While the embodiment described herein involves cryptographic storage devices and Public Key Certificates being issued by an institution, alternative embodiments can make use of outsourced managed service providers that issue storage devices and Public Key Certificates on behalf of the institution, under contract to the institution.
Further, while the present embodiment relates to verifying the age of users of online resources intended only for children, the present invention is applicable to enforcing other types of access control rules for online resources. Such other rules include without limitation verifying that the user has reached the age of majority, as may be attested to by a driver's license regulator or other suitable trusted body. Such verification of age of majority may be employed by social networking sites intended for adults only and/or sites providing classified content, adult content or gambling content, whether delivered via the Internet to personal computers and the like or via multimedia services to mobile telephones or other wireless devices.
Alternatively the present invention may be employed in verifying that the user attends a certain school, as may be attested to by that school or by a government department of education.
In other embodiments the demographic grouping may be by disease status, for example to attest to the user being free of sexually communicable diseases, as may be attested to by a certified health professional for example.
The demographic group may be membership of a romantic dating community, whereby the user's membership of the community is attested to by a community registrar. The demographic group may be membership of an online virtual world community or an online game such as a massively multiplayer online role playing game, whereby the user's membership of the community is attested to by a community registrar. In embodiments where community membership is verified, existing members of the community may be permitted to introduce new members by signing the new member's application using their Private Key and Public Key Certificate in order to effect an introduction.
The demographic group may be social security or old age benefit recipients, as may be attested to by a social security agency.
Still further, while the preferred embodiment has been described with reference to a personal computer for accessing online resources, it is to be appreciated that any computing device with network connectivity may be used in implementing the present invention. For example the computing device may comprise a suitably configured "multimedia" or 3G mobile telephone.
In a particular instance, this invention allows differentiation between children and adults in connection to controlling access to online resources intended only for children. In another instance, this invention allows differentiation of users in connection with online resources intended only for adults.
In one variation, a Certificate may be relied upon to verify that the user is a member of a particular demographic group, such as being within a particular age group, without requiring that any other personal details about the user such as their identity be revealed. This affords a means by which to establish the user's authorisation to access the resource in question, without requiring authentication of the user's identity nor use of a private key.
It will be appreciated by persons skilled in the art that numerous variations and/or modifications may be made to the invention as shown in the specific embodiments without departing from the scope of the invention as broadly described.
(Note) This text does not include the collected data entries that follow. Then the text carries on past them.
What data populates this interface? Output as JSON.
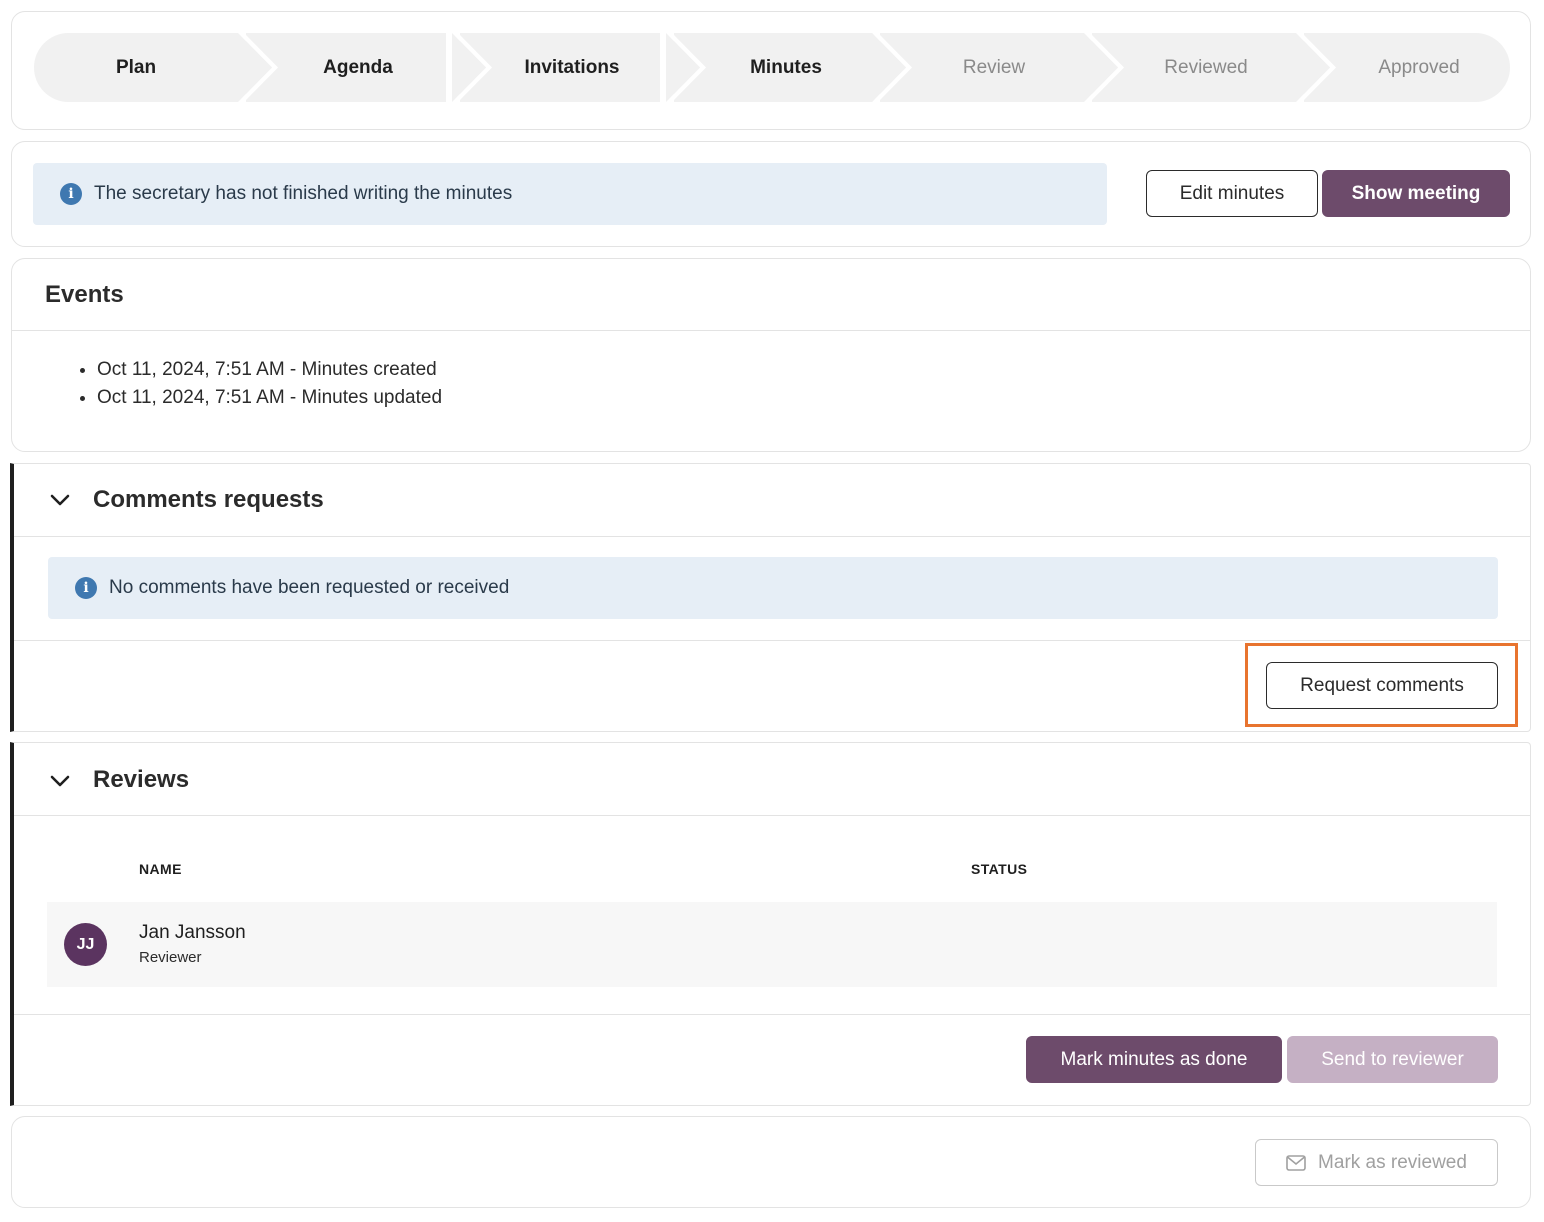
{
  "stepper": {
    "steps": [
      {
        "label": "Plan",
        "state": "done"
      },
      {
        "label": "Agenda",
        "state": "done"
      },
      {
        "label": "Invitations",
        "state": "done"
      },
      {
        "label": "Minutes",
        "state": "done"
      },
      {
        "label": "Review",
        "state": "todo"
      },
      {
        "label": "Reviewed",
        "state": "todo"
      },
      {
        "label": "Approved",
        "state": "todo"
      }
    ]
  },
  "status": {
    "message": "The secretary has not finished writing the minutes",
    "edit_label": "Edit minutes",
    "show_label": "Show meeting"
  },
  "events": {
    "title": "Events",
    "items": [
      "Oct 11, 2024, 7:51 AM - Minutes created",
      "Oct 11, 2024, 7:51 AM - Minutes updated"
    ]
  },
  "comments": {
    "title": "Comments requests",
    "empty_message": "No comments have been requested or received",
    "request_label": "Request comments"
  },
  "reviews": {
    "title": "Reviews",
    "columns": {
      "name": "NAME",
      "status": "STATUS"
    },
    "rows": [
      {
        "initials": "JJ",
        "name": "Jan Jansson",
        "role": "Reviewer",
        "status": ""
      }
    ],
    "mark_done_label": "Mark minutes as done",
    "send_label": "Send to reviewer"
  },
  "footer": {
    "mark_reviewed_label": "Mark as reviewed"
  },
  "colors": {
    "primary": "#6d4b6b",
    "primary_disabled": "#c5b0c4",
    "info_bg": "#e6eef6",
    "info_icon": "#3f78b0",
    "avatar": "#5b3460",
    "highlight": "#e8742f"
  },
  "icons": {
    "info": "info-icon",
    "chevron": "chevron-down-icon",
    "mail": "mail-icon"
  }
}
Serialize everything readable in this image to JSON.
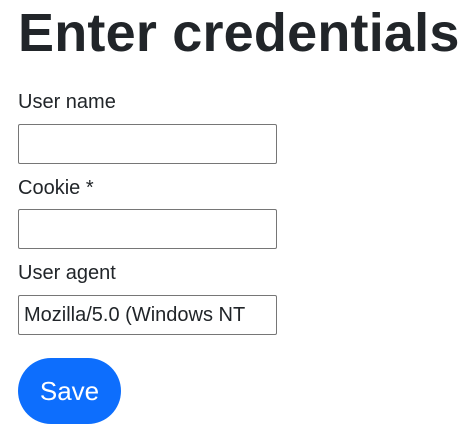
{
  "page": {
    "title": "Enter credentials"
  },
  "form": {
    "username": {
      "label": "User name",
      "value": ""
    },
    "cookie": {
      "label": "Cookie *",
      "value": ""
    },
    "user_agent": {
      "label": "User agent",
      "value": "Mozilla/5.0 (Windows NT"
    },
    "save_label": "Save"
  },
  "colors": {
    "primary_button": "#0d6efd",
    "text": "#212529",
    "input_border": "#767676"
  }
}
The present embodiments are, therefore, to be considered in all respects as illustrative and not restrictive.

Claims

CLAIMS:
1. A method for controlling access to an electronically accessible resource provided for a defined demographic group, the method comprising: securely storing in a storage device of a user a cryptographic Private Key; issuing to the user a Public Key Certificate corresponding to said Private Key, the Public Key Certificate including data that indicates that the user is a member of the defined demographic group, and the Public Key Certificate being signed by or on behalf of a Trusted Third Party trusted to attest to the user being a member of the defined demographic group; and an access control system associated with the electronically accessible resource using said Public Key Certificate to verify that the user is eligible to access the electronically accessible resource.
2. The method of claim 1 wherein the issuing is performed by or on behalf of the trusted third party and wherein the trusted third party is a body that, due to existing responsibilities, has the knowledge required to attest to the user's demographic status of interest.
3. The method of claim 1 or claim 2 wherein using said Public Key Certificate to verify that the user is eligible to access the electronically accessible resource comprises determining whether the Public Key Certificate chains back to a Root Certification Authority trusted by the access control system.
4. The method of claim 3 further comprising determining whether the Root Certification Authority avers that the Trusted Third Party is trusted to attest to demographic characteristics of the user.
5. The method of claim 4 further comprising accessing a code numbering schema maintained by the Root Certification Authority to identify which particular demographic characteristic is vouched for by the Trusted Third Party through the Public Key Certificate.
6. The method of any one of claims 1 to 5 wherein the demographic characteristic comprises at least one of: age; gender; race; religion; sexual orientation; income; special interests; membership or affiliation with a society, social networking site, online gaming community or virtual world; geographic or virtual location; nationality; residential jurisdiction; disease status; and entitlement to social security benefits or old age benefits.
7. The method of any one of claims 1 to 6 wherein the Public Key Certificate is anonymous in so far as the certificate contents do not include any personally identifiable information beyond the demographic characteristic averred by the Trusted Third Party.
8. The method of any one of claims 1 to 7 further comprising the access control system authenticating that the user is properly associated with the Public Key Certificate.
9. The method of claim 8 wherein the authenticating comprises the Private Key of the user producing a cryptogram from a challenge in a challenge-response protocol, whereby said cryptogram is verifiable by means of the Public Key Certificate corresponding to said Private Key.
10. The method of claim 8 or claim 9 wherein the authenticating comprises the Private Key of the user producing a cryptogram from a transactional data object, whereby said cryptogram is verifiable by means of the Public Key Certificate corresponding to said Private Key.
11. A method for providing a user with demographic verification, the method comprising: < securely storing in a storage device of the user a cryptographic Private Key; and issuing to the user a Public Key Certificate corresponding to said Private Key, the Public Key Certificate including data that indicates that the user is a member of a defined demographic group, and the Public Key Certificate being signed by or on behalf of a Trusted Third Party trusted to attest to the user being a member of the defined demographic group, wherein the Public Key Certificate is such that an access control system associated with an electronically accessible resource provided for the defined demographic group can use said Public Key Certificate to verify that the user is eligible to access the electronically accessible resource.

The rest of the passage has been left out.